In the challengers’ view, the phrase “established by the state” demonstrated that subsidies were to be available only to people in states that set up their own exchanges.
The administration, congressional Democrats and 22 states responded that it would make no sense to construct the law the way its opponents suggested. The idea behind the law’s structure was to decrease the number of uninsured. The law prevents insurers from denying coverage because of “pre-existing” health conditions. It requires almost everyone to be insured and provides financial help to consumers who otherwise would spend too much of their paycheck on their premiums.
The point of the last piece, the subsidies, is to keep enough people in the pool of insured to avoid triggering a disastrous decline in enrollment, a growing proportion of less healthy people and premium increases by insurers.
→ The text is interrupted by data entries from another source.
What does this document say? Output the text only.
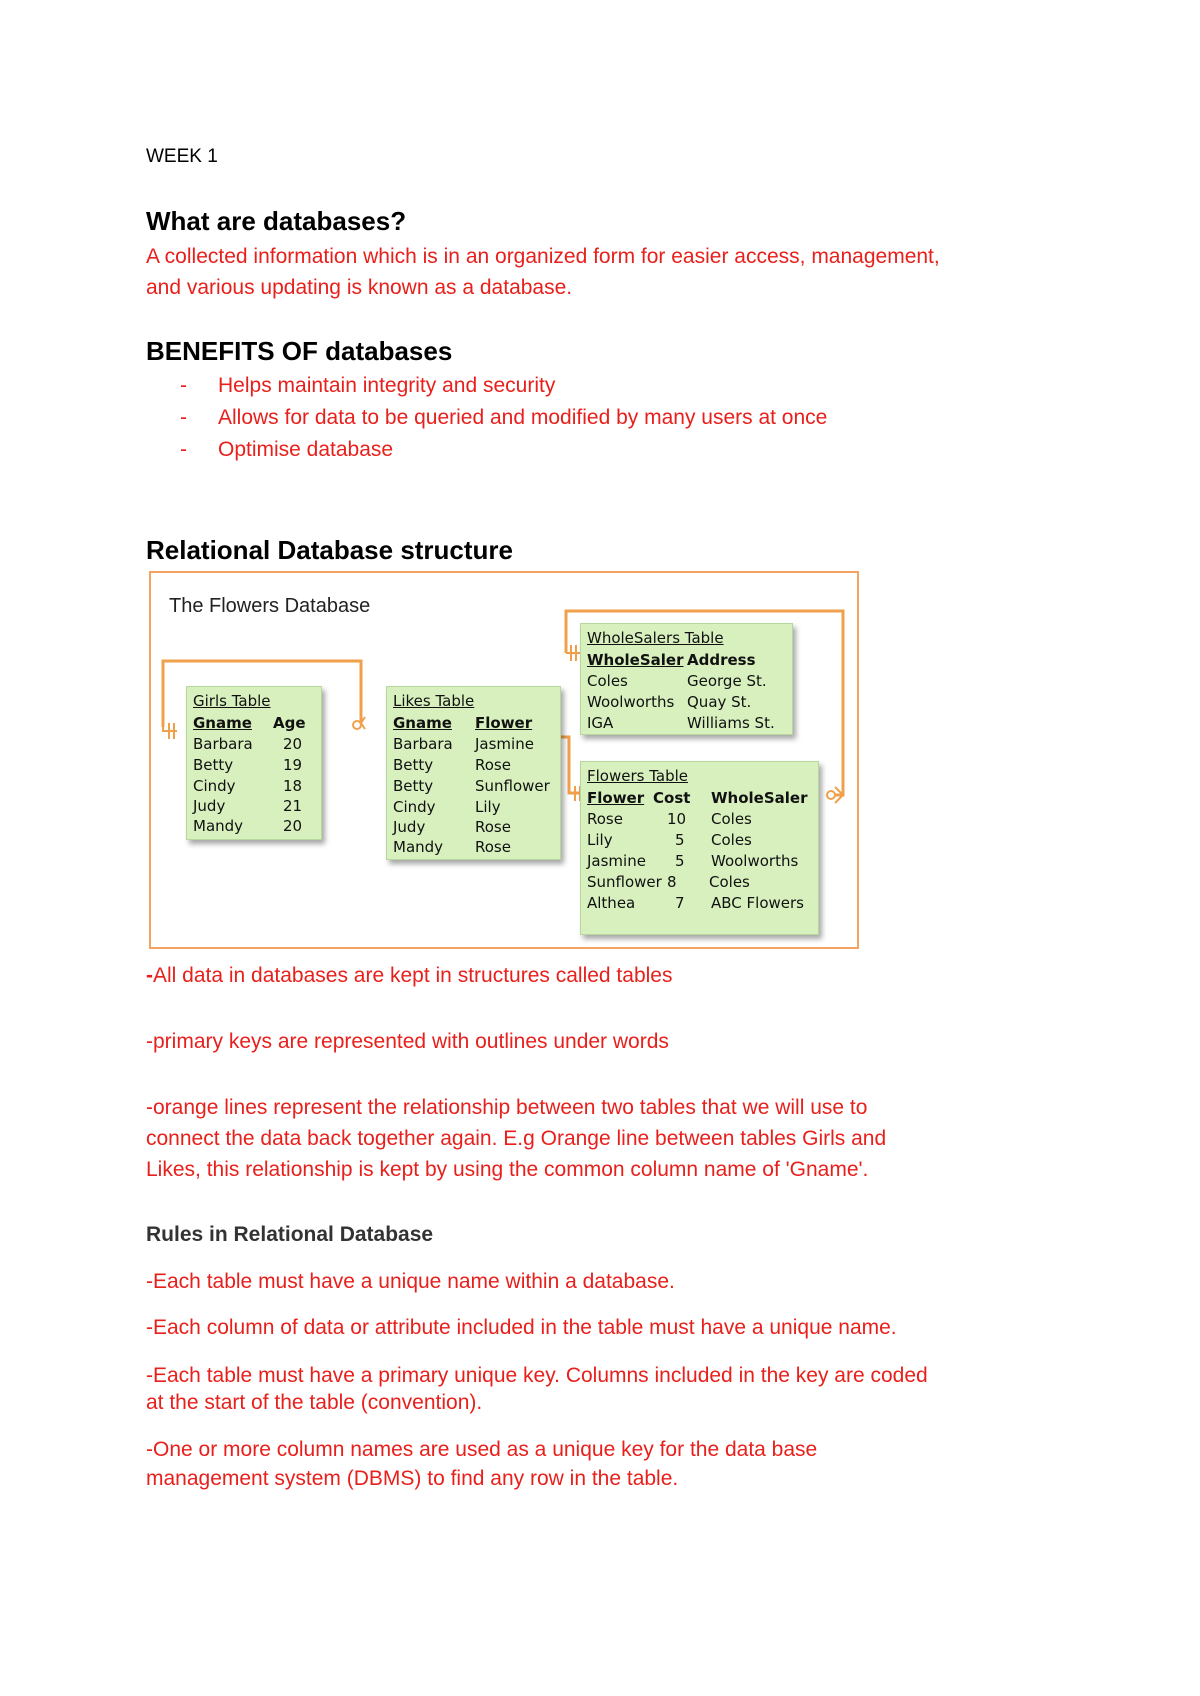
WEEK 1
What are databases?
A collected information which is in an organized form for easier access, management,
and various updating is known as a database.
BENEFITS OF databases
-	Helps maintain integrity and security
-	Allows for data to be queried and modified by many users at once
-	Optimise database
Relational Database structure
The Flowers Database
Girls Table
Gname Age
Barbara 20
Betty	19
Cindy	18
Judy	21
Mandy	20
Likes Table
Gname Flower
Barbara Jasmine
Betty	Rose
Betty	Sunflower
Cindy	Lily
Judy	Rose
Mandy Rose
WholeSalers Table
WholeSaler Address
Coles	George St.
Woolworths Quay St.
IGA	Williams St.
Flowers Table
Flower Cost WholeSaler
Rose	10 Coles
Lily	5 Coles
Jasmine 5 Woolworths
Sunflower 8 Coles
Althea	7 ABC Flowers
-All data in databases are kept in structures called tables
-primary keys are represented with outlines under words
-orange lines represent the relationship between two tables that we will use to
connect the data back together again. E.g Orange line between tables Girls and
Likes, this relationship is kept by using the common column name of 'Gname'.
Rules in Relational Database
-Each table must have a unique name within a database.
-Each column of data or attribute included in the table must have a unique name.
-Each table must have a primary unique key. Columns included in the key are coded
at the start of the table (convention).
-One or more column names are used as a unique key for the data base
management system (DBMS) to find any row in the table.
Several portions of the law indicate that consumers can claim tax credits no matter where they live. No member of Congress said that subsidies would be limited, and several states said in a separate brief to the court that they had no inkling they had to set up their own exchange for their residents to get tax credits.
The 2012 case took place in the midst of Obama’s re-election campaign, when Obama touted the largest expansion of the social safety net since the advent of Medicare nearly a half-century earlier. But at the time, the benefits of the Affordable Care Act were mostly in the future. Many of its provisions had yet to take effect.
In 2015, the landscape has changed, although the partisan and ideological divisions remain for a law that passed Congress in 2010 with no Republican votes.
The case is King v. Burwell, 14-114.